1. Academic Validation
  2. First in class dual MDM2/MDMX inhibitor ALRN-6924 enhances antitumor efficacy of chemotherapy in TP53 wild-type hormone receptor-positive breast cancer models

First in class dual MDM2/MDMX inhibitor ALRN-6924 enhances antitumor efficacy of chemotherapy in TP53 wild-type hormone receptor-positive breast cancer models

  • Breast Cancer Res. 2021 Mar 4;23(1):29. doi: 10.1186/s13058-021-01406-x.
Seyed Pairawan 1 Ming Zhao 2 Erkan Yuca 2 Allen Annis 3 Kurt Evans 2 David Sutton 3 Luis Carvajal 3 Jian-Guo Ren 3 Solimar Santiago 3 Vincent Guerlavais 3 Argun Akcakanat 2 Coya Tapia 4 5 Fei Yang 4 Priya Subash Chandra Bose 4 Xiaofeng Zheng 6 Ecaterina Ileana Dumbrava 2 Manuel Aivado 3 Funda Meric-Bernstam 7 8 9
Affiliations

Affiliations

  • 1 Department of Surgical Oncology, The University of Texas MD Anderson Cancer Center, Houston, TX, USA.
  • 2 Department of Investigational Cancer Therapeutics, The University of Texas MD Anderson Cancer Center, 1400 Holcombe Blvd, Houston, TX, 77030, USA.
  • 3 Aileron Therapeutics, Cambridge, MA, USA.
  • 4 Department of Translational Molecular Pathology, The University of Texas MD Anderson Cancer Center, Houston, TX, USA.
  • 5 Present address: Epizyme Inc., Cambridge, MA, USA.
  • 6 Department of Bioinformatics and Computational Biology, The University of Texas MD Anderson Cancer Center, Houston, TX, USA.
  • 7 Department of Investigational Cancer Therapeutics, The University of Texas MD Anderson Cancer Center, 1400 Holcombe Blvd, Houston, TX, 77030, USA. fmeric@mdanderson.org.
  • 8 Sheikh Khalifa Bin Zayed Al Nahyan Institute for Personalized Cancer Therapy, The University of Texas MD Anderson Cancer Center, Houston, TX, USA. fmeric@mdanderson.org.
  • 9 Department of Breast Surgical Oncology, The University of Texas MD Anderson Cancer Center, Houston, TX, USA. fmeric@mdanderson.org.
Abstract

Background: MDM2/MDMX proteins are frequently elevated in hormone receptor-positive (ER+) breast Cancer. We sought to determine the antitumor efficacy of the combination of ALRN-6924, a dual inhibitor of MDM2/MDMX, with chemotherapy in ER+ Breast Cancer Models.
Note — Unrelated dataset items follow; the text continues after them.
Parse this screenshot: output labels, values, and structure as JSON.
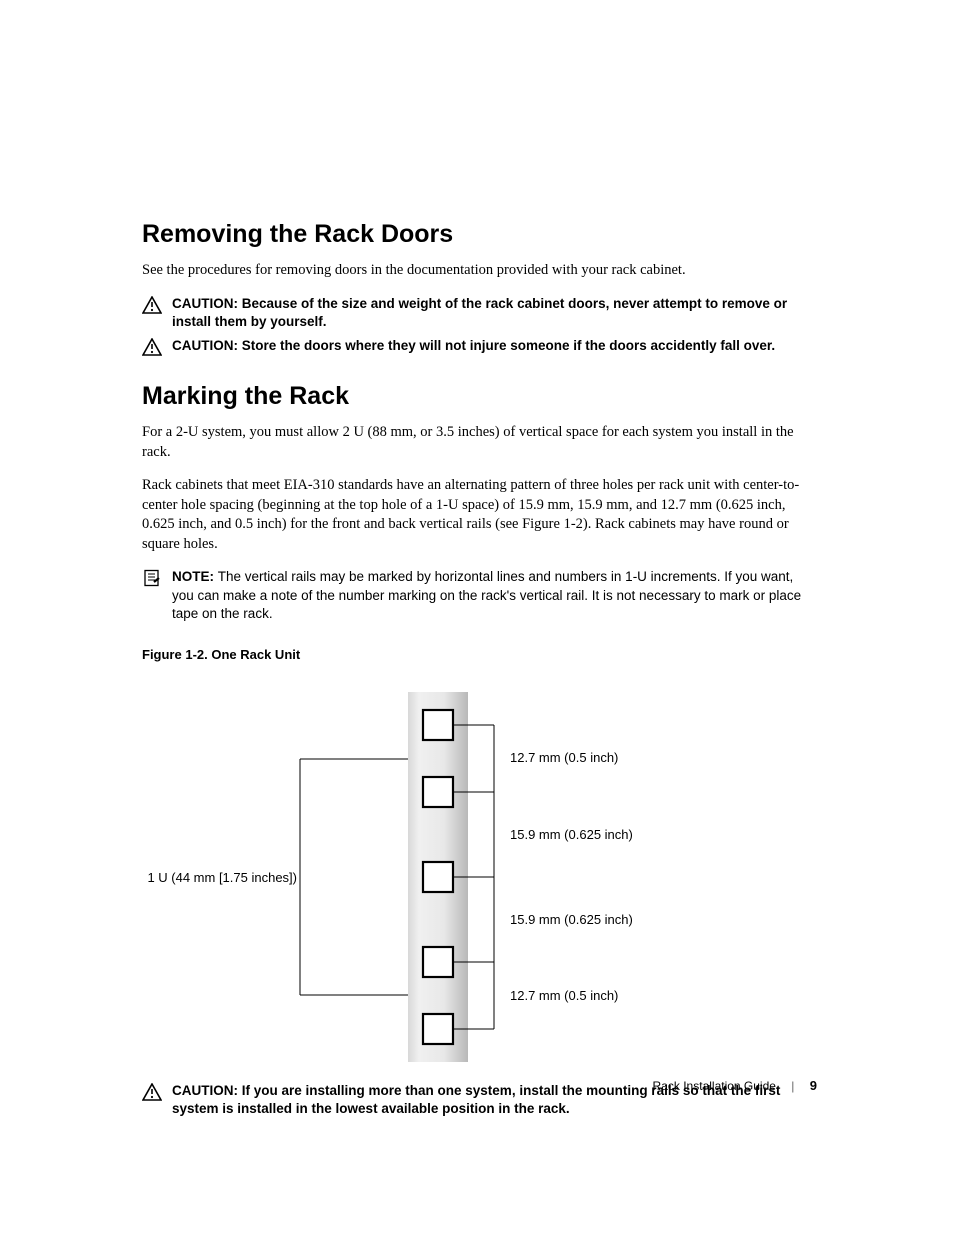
{
  "section1": {
    "heading": "Removing the Rack Doors",
    "p1": "See the procedures for removing doors in the documentation provided with your rack cabinet.",
    "caution1_lead": "CAUTION: ",
    "caution1": "Because of the size and weight of the rack cabinet doors, never attempt to remove or install them by yourself.",
    "caution2_lead": "CAUTION: ",
    "caution2": "Store the doors where they will not injure someone if the doors accidently fall over."
  },
  "section2": {
    "heading": "Marking the Rack",
    "p1": "For a 2-U system, you must allow 2 U (88 mm, or 3.5 inches) of vertical space for each system you install in the rack.",
    "p2": "Rack cabinets that meet EIA-310 standards have an alternating pattern of three holes per rack unit with center-to-center hole spacing (beginning at the top hole of a 1-U space) of 15.9 mm, 15.9 mm, and 12.7 mm (0.625 inch, 0.625 inch, and 0.5 inch) for the front and back vertical rails (see Figure 1-2). Rack cabinets may have round or square holes.",
    "note_lead": "NOTE: ",
    "note": "The vertical rails may be marked by horizontal lines and numbers in 1-U increments. If you want, you can make a note of the number marking on the rack's vertical rail. It is not necessary to mark or place tape on the rack.",
    "fig_caption": "Figure 1-2.    One Rack Unit",
    "label_left": "1 U (44 mm [1.75 inches])",
    "label_r1": "12.7 mm (0.5 inch)",
    "label_r2": "15.9 mm (0.625 inch)",
    "label_r3": "15.9 mm (0.625 inch)",
    "label_r4": "12.7 mm (0.5 inch)",
    "caution3_lead": "CAUTION: ",
    "caution3": "If you are installing more than one system, install the mounting rails so that the first system is installed in the lowest available position in the rack."
  },
  "footer": {
    "title": "Rack Installation Guide",
    "page": "9"
  }
}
Methods: Three hundred two cell lines representing multiple tumor types were screened to confirm the role of TP53 status in ALRN-6924 efficacy. ER+ breast Cancer cell lines (MCF-7 and ZR-75-1) were used to investigate the antitumor efficacy of ALRN-6924 combination. In vitro cell proliferation, cell cycle, and Apoptosis assays were performed. Xenograft tumor volumes were measured, and reverse-phase protein array (RPPA), immunohistochemistry (IHC), and TUNEL assay of tumor tissues were performed to evaluate the in vivo pharmacodynamic effects of ALRN-6924 with paclitaxel.

Results: ALRN-6924 was active in wild-type TP53 (WT-TP53) Cancer cell lines, but not mutant TP53. On ER+ breast Cancer cell lines, it was synergistic in vitro and had enhanced in vivo antitumor activity with both paclitaxel and eribulin. Flow cytometry revealed signs of mitotic crisis in all treatment groups; however, S phase was only decreased in MCF-7 single agent and combinatorial ALRN-6924 arms. RPPA and IHC demonstrated an increase in p21 expression in both combinatorial and single agent ALRN-6924 in vivo treatment groups. Apoptotic assays revealed a significantly enhanced in vivo apoptotic rate in ALRN-6924 combined with paclitaxel treatment arm compared to either single agent.

Conclusion: The significant synergy observed with ALRN-6924 in combination with chemotherapeutic agents supports further evaluation in patients with hormone receptor-positive breast Cancer.

Keywords

Breast cancer; Chemotherapy; MDM2 inhibitor; MDM4 inhibitor; p53.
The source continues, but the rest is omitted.